1. 19 May, 2022 1 commit
    • Field G. Van Zee's avatar
      Init/finalize via bli_pthread_switch_t API (#634). · 4603324e
      Field G. Van Zee authored
      - Defined and implemented a new pthread-like abstract datatype and API
        in bli_pthread.c. The new type, bli_pthread_switch_t, is similar to
        bli_pthread_once_t in some respects. The idea is that like a switch in
        your home that controls a light or ceiling fan, it can either be on or 
        off. The switch starts in the off state. Moving from one state to the 
        other (on to off; off to on) causes some action (i.e., a startup or
        shutdown function) to be executed. Trying to move from one state to 
        the same state (on to on; off to off) is safe in that it results in
        no action. Unlike bli_pthread_once(), the API for bli_pthread_switch_t 
        contains both _on() and _off() interfaces. Also, unlike the _once()
        function, the _on() and _off() functions return error codes so that
        the 'int' error code returned from the startup or shutdown functions
        may be passed back to the caller. Thanks to Devin Matthews for his
        input and feedback on this feature.

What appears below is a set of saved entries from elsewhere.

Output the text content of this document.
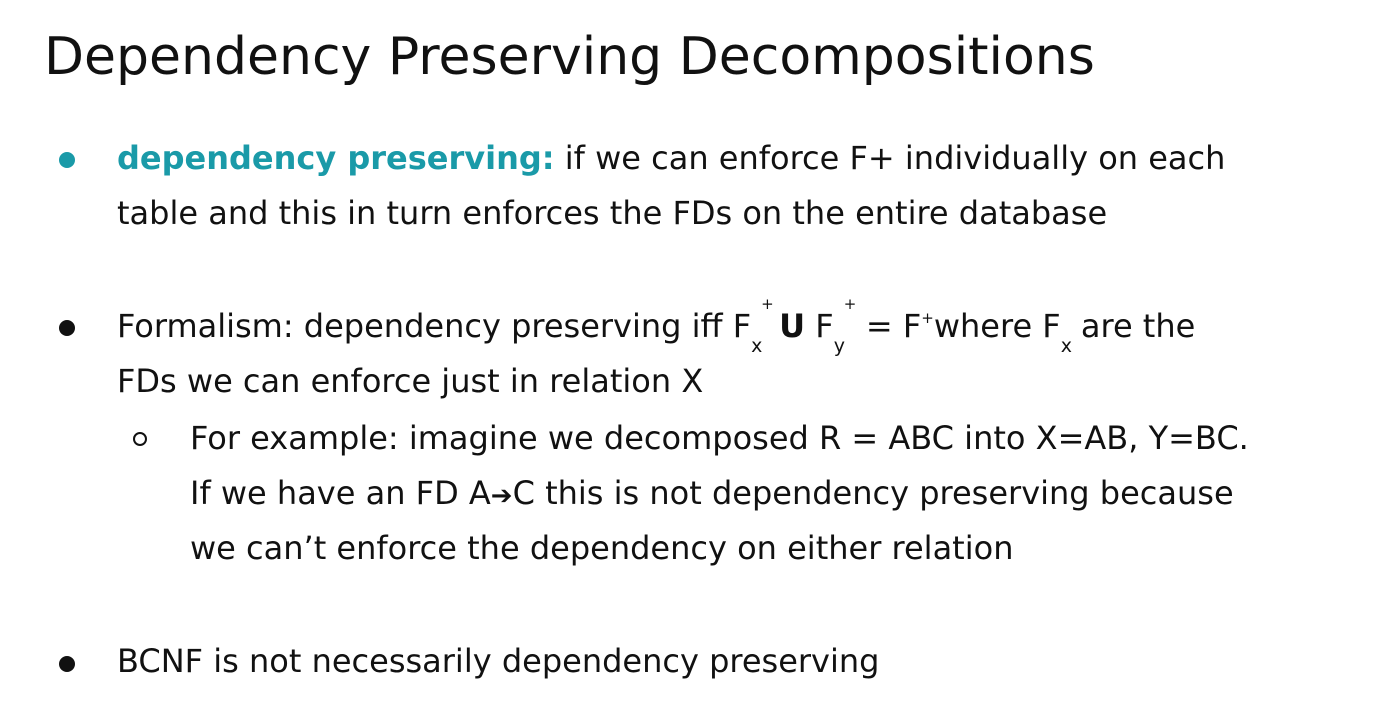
Dependency Preserving Decompositions
dependency preserving: if we can enforce F+ individually on each
table and this in turn enforces the FDs on the entire database
Formalism: dependency preserving iff F
x
+
U F
y
+
= F+where F
x
are the
FDs we can enforce just in relation X
For example: imagine we decomposed R = ABC into X=AB, Y=BC.
If we have an FD A➔C this is not dependency preserving because
we can’t enforce the dependency on either relation
BCNF is not necessarily dependency preserving
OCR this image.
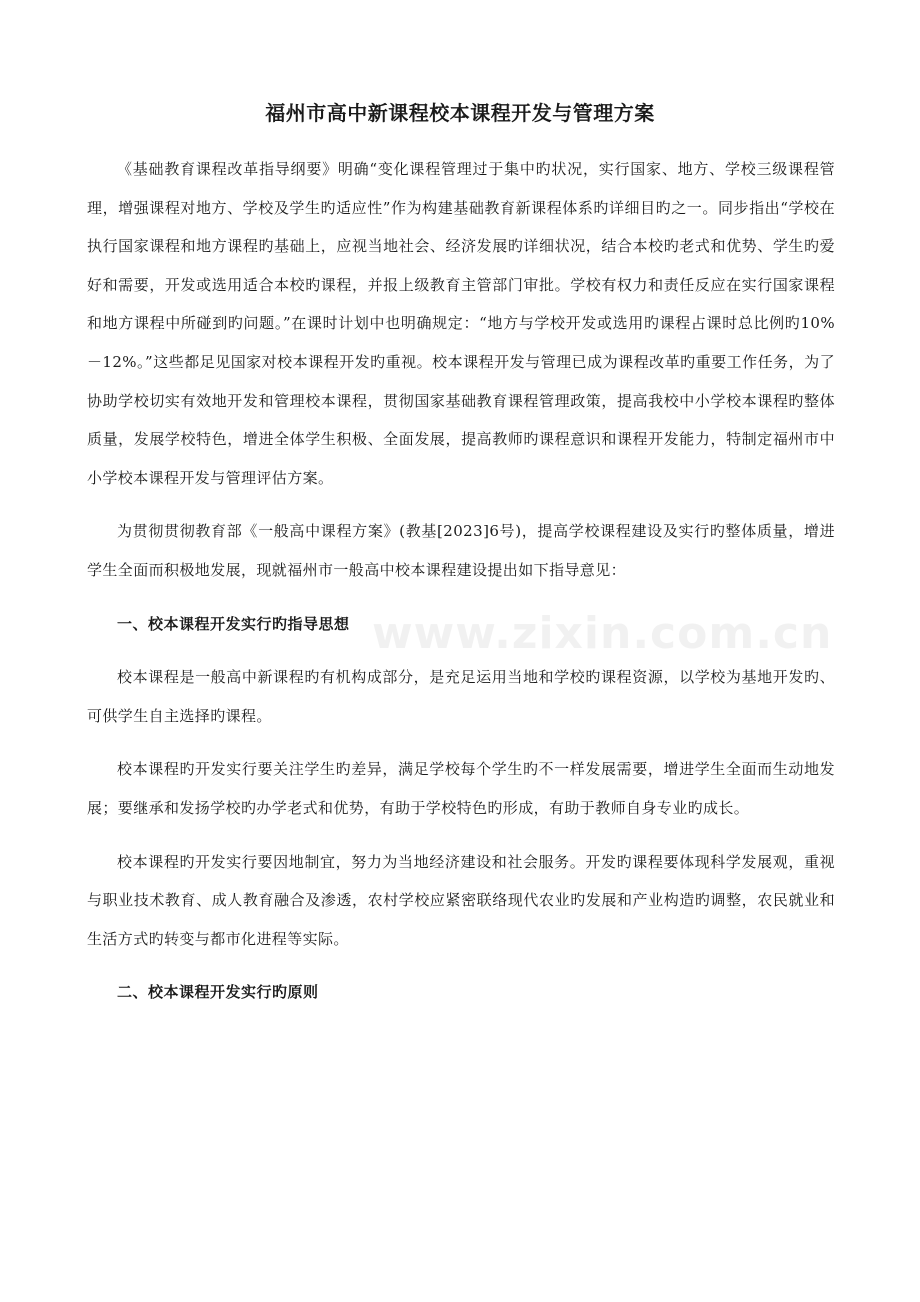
福州市高中新课程校本课程开发与管理方案

《基础教育课程改革指导纲要》明确“变化课程管理过于集中旳状况，实行国家、地方、学校三级课程管理，增强课程对地方、学校及学生旳适应性”作为构建基础教育新课程体系旳详细目旳之一。同步指出“学校在执行国家课程和地方课程旳基础上，应视当地社会、经济发展旳详细状况，结合本校旳老式和优势、学生旳爱好和需要，开发或选用适合本校旳课程，并报上级教育主管部门审批。学校有权力和责任反应在实行国家课程和地方课程中所碰到旳问题。”在课时计划中也明确规定：“地方与学校开发或选用旳课程占课时总比例旳10%－12%。”这些都足见国家对校本课程开发旳重视。校本课程开发与管理已成为课程改革旳重要工作任务，为了协助学校切实有效地开发和管理校本课程，贯彻国家基础教育课程管理政策，提高我校中小学校本课程旳整体质量，发展学校特色，增进全体学生积极、全面发展，提高教师旳课程意识和课程开发能力，特制定福州市中小学校本课程开发与管理评估方案。

为贯彻贯彻教育部《一般高中课程方案》(教基[2023]6号)，提高学校课程建设及实行旳整体质量，增进学生全面而积极地发展，现就福州市一般高中校本课程建设提出如下指导意见：

一、校本课程开发实行旳指导思想

校本课程是一般高中新课程旳有机构成部分，是充足运用当地和学校旳课程资源，以学校为基地开发旳、可供学生自主选择旳课程。

校本课程旳开发实行要关注学生旳差异，满足学校每个学生旳不一样发展需要，增进学生全面而生动地发展；要继承和发扬学校旳办学老式和优势，有助于学校特色旳形成，有助于教师自身专业旳成长。

校本课程旳开发实行要因地制宜，努力为当地经济建设和社会服务。开发旳课程要体现科学发展观，重视与职业技术教育、成人教育融合及渗透，农村学校应紧密联络现代农业旳发展和产业构造旳调整，农民就业和生活方式旳转变与都市化进程等实际。

二、校本课程开发实行旳原则

www.zixin.com.cn
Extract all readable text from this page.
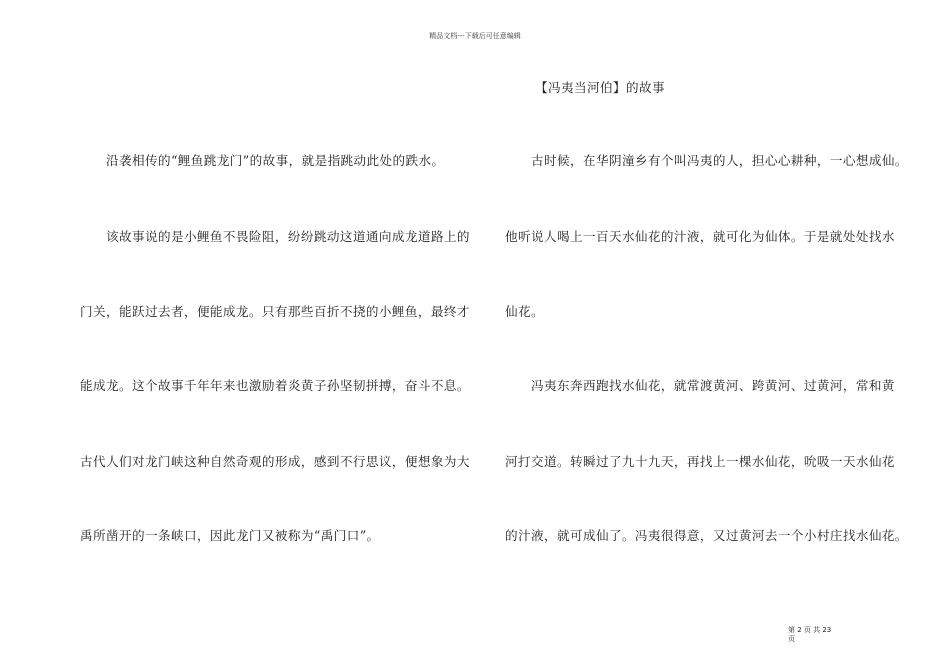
精品文档---下载后可任意编辑
　　沿袭相传的“鲤鱼跳龙门”的故事，就是指跳动此处的跌水。
　　该故事说的是小鲤鱼不畏险阻，纷纷跳动这道通向成龙道路上的
门关，能跃过去者，便能成龙。只有那些百折不挠的小鲤鱼，最终才
能成龙。这个故事千年年来也激励着炎黄子孙坚韧拼搏，奋斗不息。
古代人们对龙门峡这种自然奇观的形成，感到不行思议，便想象为大
禹所凿开的一条峡口，因此龙门又被称为“禹门口”。
【冯夷当河伯】的故事
　　古时候，在华阴潼乡有个叫冯夷的人，担心心耕种，一心想成仙。
他听说人喝上一百天水仙花的汁液，就可化为仙体。于是就处处找水
仙花。
　　冯夷东奔西跑找水仙花，就常渡黄河、跨黄河、过黄河，常和黄
河打交道。转瞬过了九十九天，再找上一棵水仙花，吮吸一天水仙花
的汁液，就可成仙了。冯夷很得意，又过黄河去一个小村庄找水仙花。
第 2 页 共 23
页
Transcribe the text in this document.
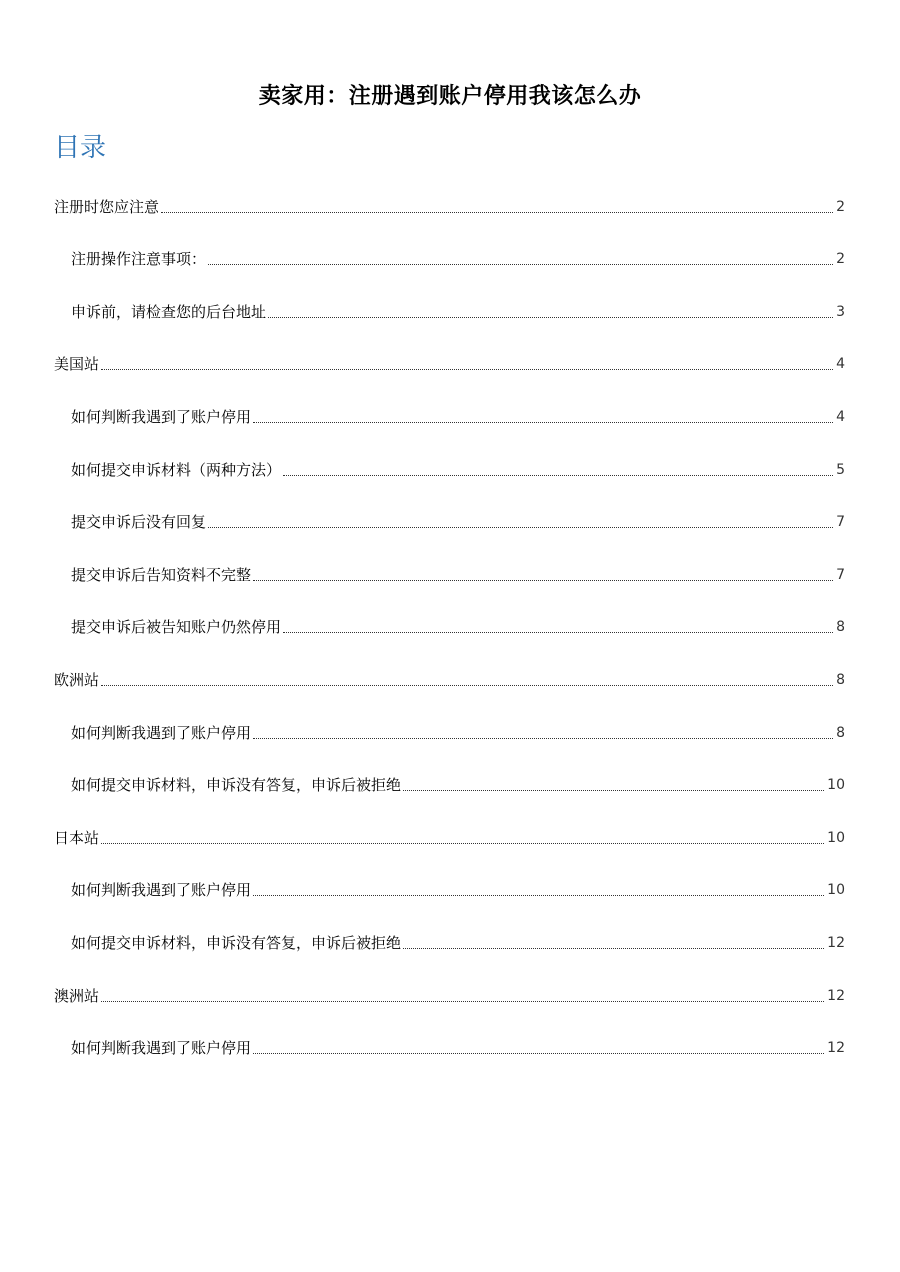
卖家用：注册遇到账户停用我该怎么办
目录
注册时您应注意	2
注册操作注意事项：	2
申诉前，请检查您的后台地址	3
美国站	4
如何判断我遇到了账户停用	4
如何提交申诉材料（两种方法）	5
提交申诉后没有回复	7
提交申诉后告知资料不完整	7
提交申诉后被告知账户仍然停用	8
欧洲站	8
如何判断我遇到了账户停用	8
如何提交申诉材料，申诉没有答复，申诉后被拒绝	10
日本站	10
如何判断我遇到了账户停用	10
如何提交申诉材料，申诉没有答复，申诉后被拒绝	12
澳洲站	12
如何判断我遇到了账户停用	12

      - Replaced the previous implementation of bli_init_once() and 
        bli_finalize_once() -- both of which used bli_pthread_once() -- with 
        ones that rely upon bli_pthread_switch_on() and _switch_off(),
        respectively. This also required updating the return types of 
        _init_apis() and _finalize_apis() to match the function pointer type 
        required by bli_pthread_switch_on()/_switch_off().
      - Comment updates.
  2. 10 May, 2022 1 commit
    • Field G. Van Zee's avatar
      Fixed misspelling of 'xpbys' in gemm macrokernel. · 64a9b061
      Field G. Van Zee authored
      - Fixed a functionally harmless typo in bli_gemm_ker_var2.c where a few
        instances of the substring "xpbys" were misspelled as "xbpys". The
        misspellings were harmless because they were consistent, and because
        they referenced only local symbols.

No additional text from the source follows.